A huge experiment to pin down the mass of one of the Universe's most perplexing particles has put a cap on how big the neutrino might actually be.

Once considered massless, the particle's mass is now thought to weigh no more than a single electronvolt. It might not be a precise answer, but it does bring us a step closer to a satisfying solution for one of modern physics' biggest mysteries.

Neutrinos are strange. They're among the most abundant particles in the Universe, and yet are hard to detect. Due to their unique properties, they interact very little with normal matter as they stream through the Universe at near light-speed.

Billions of neutrinos are zipping through your body right now. You can see why they are called 'ghost particles'.

The Karlsruhe Tritium Neutrino (KATRIN) experiment began its campaign of tests to calculate the resting mass of the neutrino last spring, after years of calibrations and testing of their facility in Germany.

Earlier this month, representatives from the collaboration delivered their first lot of results at a conference in Japan.

While there's still a way to go, and the findings have not yet been published, the team's efforts have halved mass estimates previously considered as possible, down from the previous upper limit of around 2 electronvolts to just 1.

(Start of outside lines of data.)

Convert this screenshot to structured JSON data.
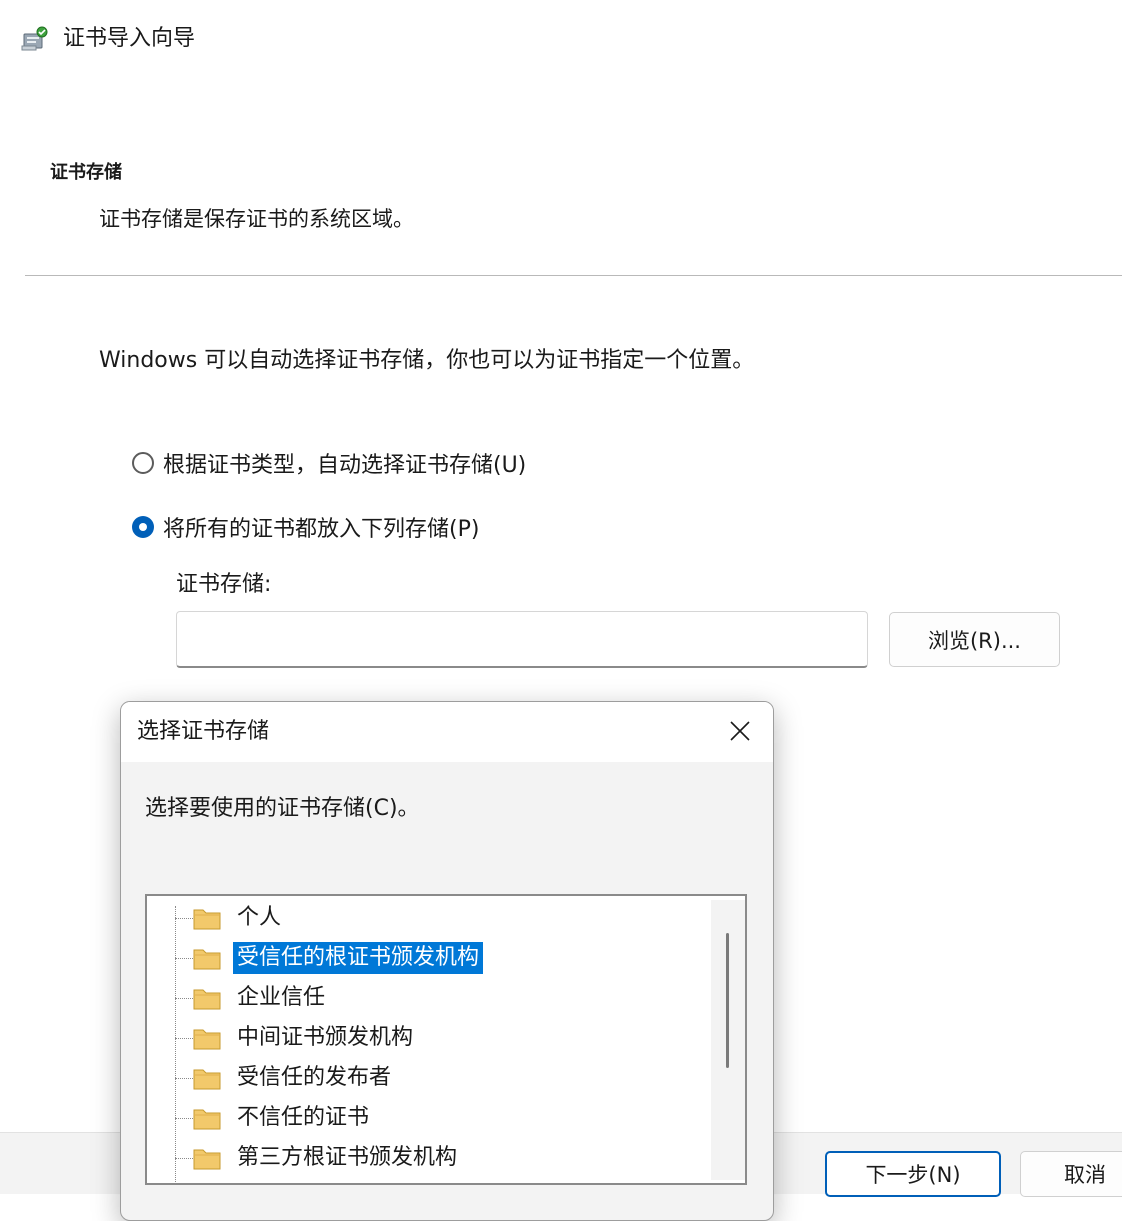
{
  "window": {
    "title": "证书导入向导"
  },
  "page": {
    "section_title": "证书存储",
    "section_desc": "证书存储是保存证书的系统区域。",
    "intro": "Windows 可以自动选择证书存储，你也可以为证书指定一个位置。"
  },
  "options": {
    "auto": {
      "label": "根据证书类型，自动选择证书存储(U)",
      "checked": false
    },
    "manual": {
      "label": "将所有的证书都放入下列存储(P)",
      "checked": true
    }
  },
  "store": {
    "label": "证书存储:",
    "value": ""
  },
  "buttons": {
    "browse": "浏览(R)...",
    "next": "下一步(N)",
    "cancel": "取消"
  },
  "dialog": {
    "title": "选择证书存储",
    "prompt": "选择要使用的证书存储(C)。",
    "stores": [
      {
        "label": "个人",
        "selected": false
      },
      {
        "label": "受信任的根证书颁发机构",
        "selected": true
      },
      {
        "label": "企业信任",
        "selected": false
      },
      {
        "label": "中间证书颁发机构",
        "selected": false
      },
      {
        "label": "受信任的发布者",
        "selected": false
      },
      {
        "label": "不信任的证书",
        "selected": false
      },
      {
        "label": "第三方根证书颁发机构",
        "selected": false
      }
    ]
  },
  "colors": {
    "accent": "#005fb8",
    "selection": "#0078d7",
    "folder": "#f2c96b"
  }
}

Unlike units of pounds and kilograms, this measurement isn't an easy one to picture. MIT physicist Joseph Formaggio and leading member of the KATRIN experimental group suggests starting tiny, and then going smaller.

"Each virus is made up of roughly 10 million protons," Formaggio explained to MIT News writer, Jennifer Chu.

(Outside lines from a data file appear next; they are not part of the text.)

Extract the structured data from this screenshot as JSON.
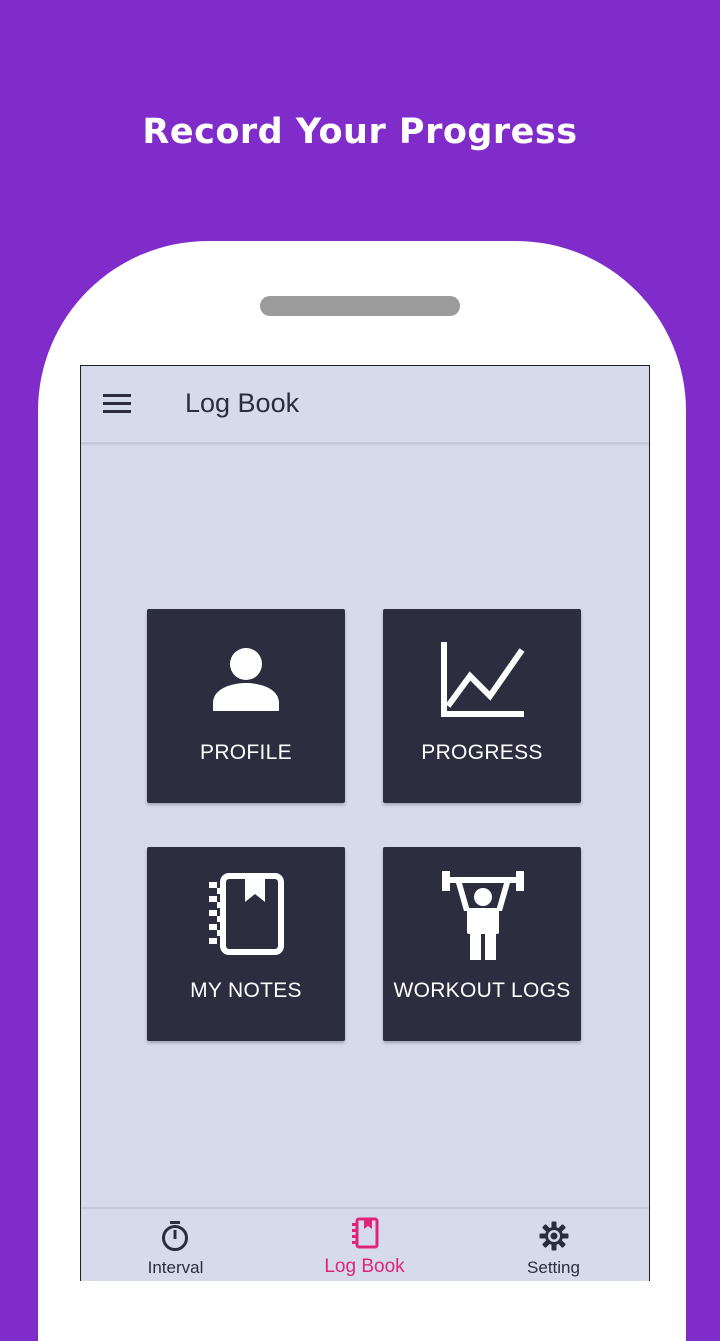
{
  "headline": "Record Your Progress",
  "appbar": {
    "title": "Log Book",
    "menu_icon": "hamburger-menu-icon"
  },
  "tiles": [
    {
      "label": "PROFILE",
      "icon": "person-icon"
    },
    {
      "label": "PROGRESS",
      "icon": "line-chart-icon"
    },
    {
      "label": "MY NOTES",
      "icon": "notebook-icon"
    },
    {
      "label": "WORKOUT LOGS",
      "icon": "weightlifter-icon"
    }
  ],
  "bottom_nav": {
    "items": [
      {
        "label": "Interval",
        "icon": "stopwatch-icon",
        "active": false
      },
      {
        "label": "Log Book",
        "icon": "notebook-icon",
        "active": true
      },
      {
        "label": "Setting",
        "icon": "gear-icon",
        "active": false
      }
    ]
  },
  "colors": {
    "background": "#7f2ccb",
    "screen": "#d5dbea",
    "tile": "#2c2e40",
    "active_nav": "#e0247a",
    "text_dark": "#2b2d3c"
  }
}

"Each proton weighs about 2,000 times more than each electron inside that virus. And what our results showed is that the neutrino has a mass less than 1/500,000 of a single electron!"

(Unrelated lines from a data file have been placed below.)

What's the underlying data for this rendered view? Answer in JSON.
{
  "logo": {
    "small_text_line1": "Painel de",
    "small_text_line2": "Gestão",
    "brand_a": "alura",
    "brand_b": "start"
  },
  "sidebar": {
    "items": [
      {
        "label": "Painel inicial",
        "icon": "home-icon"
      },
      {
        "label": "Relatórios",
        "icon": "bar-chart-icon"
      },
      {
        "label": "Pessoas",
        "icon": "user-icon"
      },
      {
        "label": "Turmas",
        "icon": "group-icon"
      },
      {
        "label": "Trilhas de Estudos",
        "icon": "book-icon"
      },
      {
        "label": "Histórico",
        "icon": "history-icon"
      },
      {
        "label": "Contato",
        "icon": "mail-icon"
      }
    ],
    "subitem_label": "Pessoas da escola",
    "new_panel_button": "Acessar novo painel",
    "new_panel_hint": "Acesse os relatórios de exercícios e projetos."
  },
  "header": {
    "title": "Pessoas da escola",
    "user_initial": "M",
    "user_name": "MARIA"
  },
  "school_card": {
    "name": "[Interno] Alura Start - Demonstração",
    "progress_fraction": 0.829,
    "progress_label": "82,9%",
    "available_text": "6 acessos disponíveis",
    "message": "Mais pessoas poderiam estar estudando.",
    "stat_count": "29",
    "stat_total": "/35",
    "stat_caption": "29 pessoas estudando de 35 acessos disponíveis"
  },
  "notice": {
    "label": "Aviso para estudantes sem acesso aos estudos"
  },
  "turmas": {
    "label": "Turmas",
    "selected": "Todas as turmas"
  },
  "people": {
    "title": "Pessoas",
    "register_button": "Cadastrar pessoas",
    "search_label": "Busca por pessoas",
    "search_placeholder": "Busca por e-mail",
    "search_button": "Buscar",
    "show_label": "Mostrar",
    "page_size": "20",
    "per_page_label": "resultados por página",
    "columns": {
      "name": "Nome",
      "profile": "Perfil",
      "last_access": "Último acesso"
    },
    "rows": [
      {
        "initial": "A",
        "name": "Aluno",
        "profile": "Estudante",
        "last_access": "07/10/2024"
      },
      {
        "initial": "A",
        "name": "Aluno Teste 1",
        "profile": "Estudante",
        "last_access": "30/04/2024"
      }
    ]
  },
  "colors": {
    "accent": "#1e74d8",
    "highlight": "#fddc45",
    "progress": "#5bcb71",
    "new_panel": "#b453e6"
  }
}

As it happens, nobody is surprised that the base mass of a neutrino may be so inconceivably low. In fact, when they were first suggested as part of the Standard Model of particle physics, it was assumed the particles didn't have any mass at all.

This assumption was empirically challenged in the late 1990s by the results of a landmark experiment demonstrating neutrinos streaming from the Sun changed form, or flavour, in a way that meant their mass couldn't be zero.

So if it's not zero, what is it? For more than two decades, various experiments have done their best to constrain the limits on just how big – or small – it might be.

The problem is that neutrinos mind their own business in a rather effective way. The only interaction they have with the kinds of particles we build measuring tools from is via the weak nuclear force, which isn't exactly an easy force to detect.

"If you filled the Solar System with lead out to fifty times beyond the orbit of Pluto, about half of the neutrinos emitted by the Sun would still leave the Solar System without interacting with that lead," says University of Washington physicist, Hamish Robertson.

Because of this, physicists have to look for less direct methods to carry out observations on such a ghostly particle.

Astronomical observations have suggested the particles have a mass of at least 0.02 electronvolts. Other experiments based on the vast shower of electrons released by crumbling atoms of tritium have suggested it can't be more than 2.2 electronvolts.

KATRIN picks up where those last upper-limit estimates left off, upscaling the search for an answer in tritium's decay by keeping a careful watch on the radioactive gas inside a 70-metre-long piece of equipment.

When the hydrogen isotope breaks down (or decays), it can release a rather energetic pair of particles in the form of an electron plus an antineutrino.

Since physicists are confident the mass of a neutrino is the same as its antiparticle, the decay provides a prime opportunity for making a precise measurement.

Usually, the 18,560 electron volts of energy that sends the electron flying is shared fairly equally with the antineutrino.

If you remember the classic E=mc2 formula, mass and energy are two sides of the same coin. An accelerating antineutrino has a kick of kinetic energy that counts towards its mass.

But it's the non-accelerating energy of the elusive particle physicists are interested in. So they need to sift through a multitude of decay events to find the few that give the electron most of the energy.

What remains of that shared energy – theoretically – should set the limit on how heavy a resting neutrino could be.

Luckily their source of tritium churns out around 25 billion pairs of the two particles every second. And at least some are sure to have the greedy electrons and undernourished antineutrinos they need.

Getting this number down to a precise figure would help inform a wide variety of physics that still has us scratching our head, from the nature of dark matter to an explanation of why 'stuff' exists at all.

"Neutrinos are strange little particles," says physicist Peter Doe from the University of Washington.

"They're so ubiquitous, and there's so much we can learn once we determine this value."